Logwatch Emails marked as spam; how to stop reverse DNS on bot hosts?

Is there a way to alter the Logwatch settings such that it stops performing reverse dns name resolution on all the hosts which tried to probe the server or were blocked?

These URLs are causing the emails to be blocked, particularly by Gmail, and thereby making Logwatch unusable as a sysadmin tool.

I'd prefer an answer which uses pre-existing config files on Ubuntu or Debian but I'll take whatever I can get.

This answer is heavily inspired by @RedScourge's original answer, but disables LookupIP via config and makes minimally invasive changes to the sshd script only if necessary.

In response to a user asking about the ability to selectively disable hostname hostname lookups for certain services, a patch was committed to logwatch that enables this feature for SSHD. As of this writing, the patch is not part of a tagged release, but it is easy to apply locally. As an added bonus, this speeds up log generation significantly if there are lots of SSH attempts on your server.

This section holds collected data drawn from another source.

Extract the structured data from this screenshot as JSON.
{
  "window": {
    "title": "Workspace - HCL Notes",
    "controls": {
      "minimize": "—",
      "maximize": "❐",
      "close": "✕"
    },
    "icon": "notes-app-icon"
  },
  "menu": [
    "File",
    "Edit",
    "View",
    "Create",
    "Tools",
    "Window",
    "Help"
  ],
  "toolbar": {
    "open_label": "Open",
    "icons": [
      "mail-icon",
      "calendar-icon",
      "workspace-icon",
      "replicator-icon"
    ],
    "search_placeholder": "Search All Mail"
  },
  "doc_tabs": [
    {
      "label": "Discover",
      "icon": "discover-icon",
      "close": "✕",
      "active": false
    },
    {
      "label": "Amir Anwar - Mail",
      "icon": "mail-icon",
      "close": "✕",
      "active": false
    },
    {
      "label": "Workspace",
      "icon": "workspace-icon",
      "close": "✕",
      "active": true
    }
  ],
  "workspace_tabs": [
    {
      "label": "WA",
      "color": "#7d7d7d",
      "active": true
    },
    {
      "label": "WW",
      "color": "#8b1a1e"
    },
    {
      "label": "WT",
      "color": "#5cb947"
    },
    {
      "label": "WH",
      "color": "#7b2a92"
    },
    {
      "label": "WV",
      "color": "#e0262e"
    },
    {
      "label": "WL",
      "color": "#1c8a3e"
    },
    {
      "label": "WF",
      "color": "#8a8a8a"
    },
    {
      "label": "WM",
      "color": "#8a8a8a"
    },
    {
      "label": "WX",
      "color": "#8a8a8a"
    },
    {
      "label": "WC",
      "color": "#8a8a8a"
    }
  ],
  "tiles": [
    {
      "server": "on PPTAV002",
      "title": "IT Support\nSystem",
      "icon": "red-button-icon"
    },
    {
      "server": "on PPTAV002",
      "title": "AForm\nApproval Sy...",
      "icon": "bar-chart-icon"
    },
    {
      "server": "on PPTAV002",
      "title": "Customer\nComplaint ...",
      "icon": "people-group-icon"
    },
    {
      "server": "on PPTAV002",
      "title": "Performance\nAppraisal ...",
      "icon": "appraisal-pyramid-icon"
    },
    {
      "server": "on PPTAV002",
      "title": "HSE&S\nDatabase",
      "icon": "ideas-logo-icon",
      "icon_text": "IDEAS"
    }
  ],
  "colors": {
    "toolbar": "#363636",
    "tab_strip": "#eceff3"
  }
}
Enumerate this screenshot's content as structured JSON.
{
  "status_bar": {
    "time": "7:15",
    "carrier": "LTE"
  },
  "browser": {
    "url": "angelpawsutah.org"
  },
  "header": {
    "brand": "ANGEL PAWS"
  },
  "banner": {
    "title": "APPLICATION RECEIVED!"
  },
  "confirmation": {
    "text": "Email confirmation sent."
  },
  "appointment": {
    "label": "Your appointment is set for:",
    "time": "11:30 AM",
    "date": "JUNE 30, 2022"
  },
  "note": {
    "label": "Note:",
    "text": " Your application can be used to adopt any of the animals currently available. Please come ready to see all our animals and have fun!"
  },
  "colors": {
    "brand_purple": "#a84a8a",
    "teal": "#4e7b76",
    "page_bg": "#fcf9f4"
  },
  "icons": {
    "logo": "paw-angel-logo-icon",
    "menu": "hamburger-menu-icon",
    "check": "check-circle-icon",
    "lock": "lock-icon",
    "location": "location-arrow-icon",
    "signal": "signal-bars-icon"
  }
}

Step 1: Make sure flag sshd_ip_lookup is handled by your local version of logwatch.

1. Open /usr/share/logwatch/scripts/services/sshd and search for sshd_ip_lookup.

2. If you don't find any references to this flag, then...

   a. Copy sshd script to /etc so that it won't be overwritten if logwatch is updated

   sudo cp /usr/share/logwatch/scripts/services/sshd /etc/logwatch/scripts/services/sshd
   

   b. Open /etc/logwatch/scripts/services/sshd with your preferred editor

   sudo nano /etc/logwatch/scripts/services/sshd
   

   c. Modify script with changes from this commit.
   i.e. paste the following, just before my $DebugCounter = 0; (or anywhere near the top):

   $main::DoLookup = $ENV{'sshd_ip_lookup'};   
   

Step 2: Set flag sshd_ip_lookup to No

1. Create/Open /etc/logwatch/conf/services/sshd.conf using your preferred editor.
2. Add the following contents:

   # Set to No to disable IP lookups
   $sshd_ip_lookup = No
   

Try running logwatch again!

Addendum: Google Mail (GMail) spam detection

I experienced Google blocking logwatch emails as well. They never made it to the recipient's spam folder; Google blocked the email on the way out. @RedScourge's analysis that this is due to the large number of domain names in the logwatch report appears correct. The email must look like it's full of URLs to Google's spam filters.

I believe there is a correlation between IP addresses that Google Mail links when displaying an email and those that its spam filter considers a link before an email is sent. I noticed that Google Mail linked the IP in 123.123.123.123: X Time(s) but it did not link the IP in 123.123.123.123 : X Time(s). With this in mind, I included a space after the IP and before the colon in the "Negotiation failed" and "Illegal users from" sections. Since doing this – a few weeks ago, now – I have not had any logwatch emails blocked by Google Mail.

The changes to /etc/logwatch/scripts/services/sshd include:

1. Within section if (keys %NegotiationFailed) { ... }, modify:

   print "      $Host: " . timesplural($HostTotal);
   

   to:

   print "      $Host : " . timesplural($HostTotal);
   

2. Within section if (keys %IllegalUsers) { ... }, modify:

   print "   $name: " . timesplural($totcount);
   

   to:

   print "   $name : " . timesplural($totcount);
   

A gist showing these changes is available here.

Notes

I've submitted a wishlist request to add the upstream logwatch patch to LTS releases of Ubuntu. I'm not sure that it will be approved, but you can subscribe to it here to track its status: https://bugs.launchpad.net/ubuntu/+source/logwatch/+bug/1904362

Possible solution:

In Ubuntu 18.04 LTS:

#First copy sshd script from default location to /etc location to have 
#LogWatch override the default script even if there is a LogWatch package update
cp /usr/share/logwatch/scripts/services/sshd /etc/logwatch/scripts/services/sshd
#Then replace all occurrences of "my $name = LookupIP($ip);" with "my $name = $ip;"
sed -i "s/my \$name = LookupIP\(\$ip\);/my \$name = \$ip;/g" /etc/logwatch/scripts/services/sshd

Alternatively, you can edit the file by hand:

#vi /etc/logwatch/scripts/services/sshd

• Find all occurrences of "my $name = LookupIP($ip);"

• Replace with "my $name = $ip;"

At first I tried simply adding "my $DoLookup = 0;" near the top of the sshd script by hand, as a look at /usr/share/logwatch/lib/Logwatch.pm seemed to indicate that setting this would cause the LookupIP function to skip hostname lookups, but this did not work.